Switching from “Off” to “On” with Opal [excerpt*]
For well over a year, I’ve been thinking about opals—not Mexican fire opals, but all the others: precious white and black, Ethiopian and Australian, honey and seascape, and those cool pattern-y ones like jelly, matrix, and harlequin. Truthfully, until the past year-and-a-half-or-so, I hadn’t been thinking much about opals. For me, they just never ranked high up there as a personal style choice.
And, yes, I realize some people aren’t happy I’m saying that, but we all have our favorite gems, and then others we’re more lukewarm about. (Don’t we?) Maybe Sir Walter Scott’s 1929 novel, “Anne of Geierstein,” in which he wrote about opal as bringing bad luck to its owner, had something to do with it? Although probably not, as I’ve never been particularly superstitious.
Anyhow, of late, my position on opals has changed. Apparently, as more contemporary designers over the past year have embraced opals, I have, too. I’m fairly certain that the refreshing ways they’re working this “old” stone into jewelry are what’s made me take a closer look...

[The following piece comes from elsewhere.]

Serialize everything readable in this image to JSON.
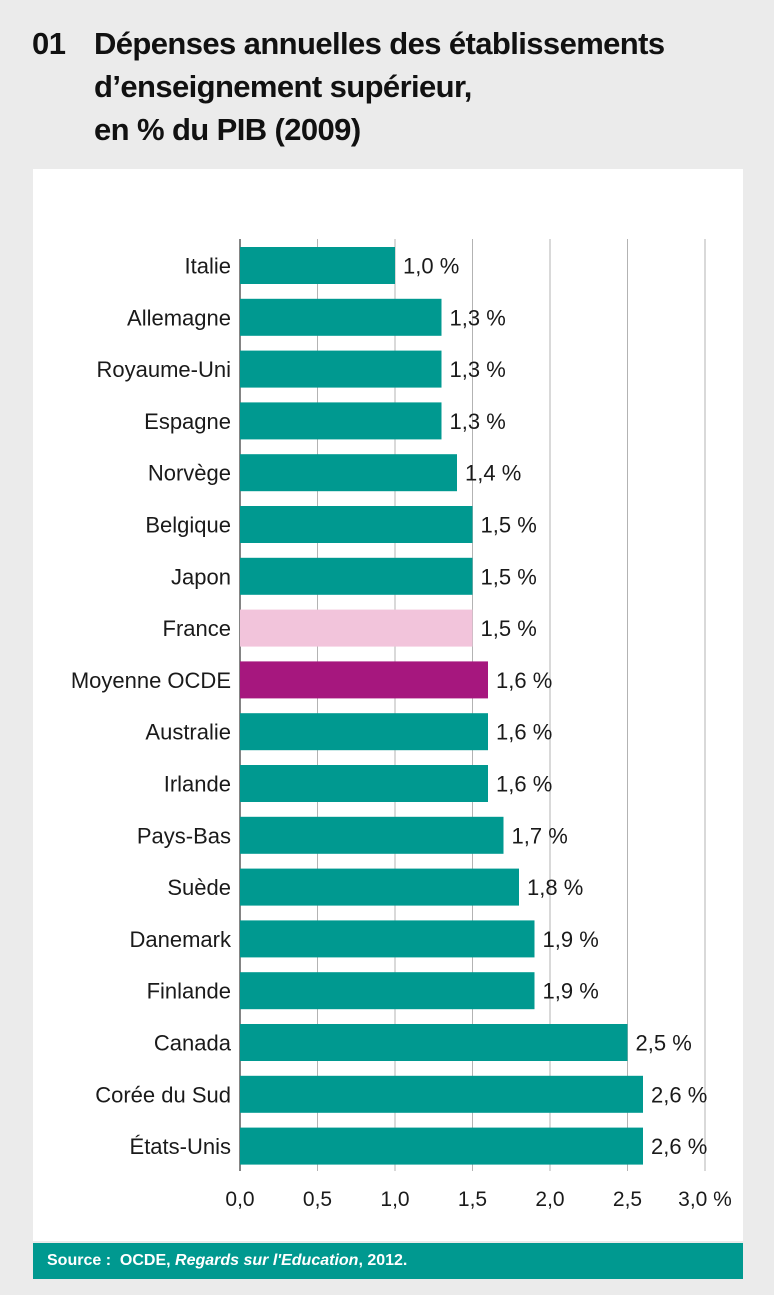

At Couture, I was impressed with Pamela Froman’s new designs based on October’s birthstone. For as long as I can remember, Froman’s been a fan of opals of all varieties, and she’s been working with a lot of Ethiopian opals, especially in her one-of-a-kinds. I especially love what she’s doing with opal matrix: taking the unusual, often complex pattern of an opal matrix and making it visually complementary to the unusual metalworking that’s signature to her jewelry. (Truly, it’s art, if ever I saw it.)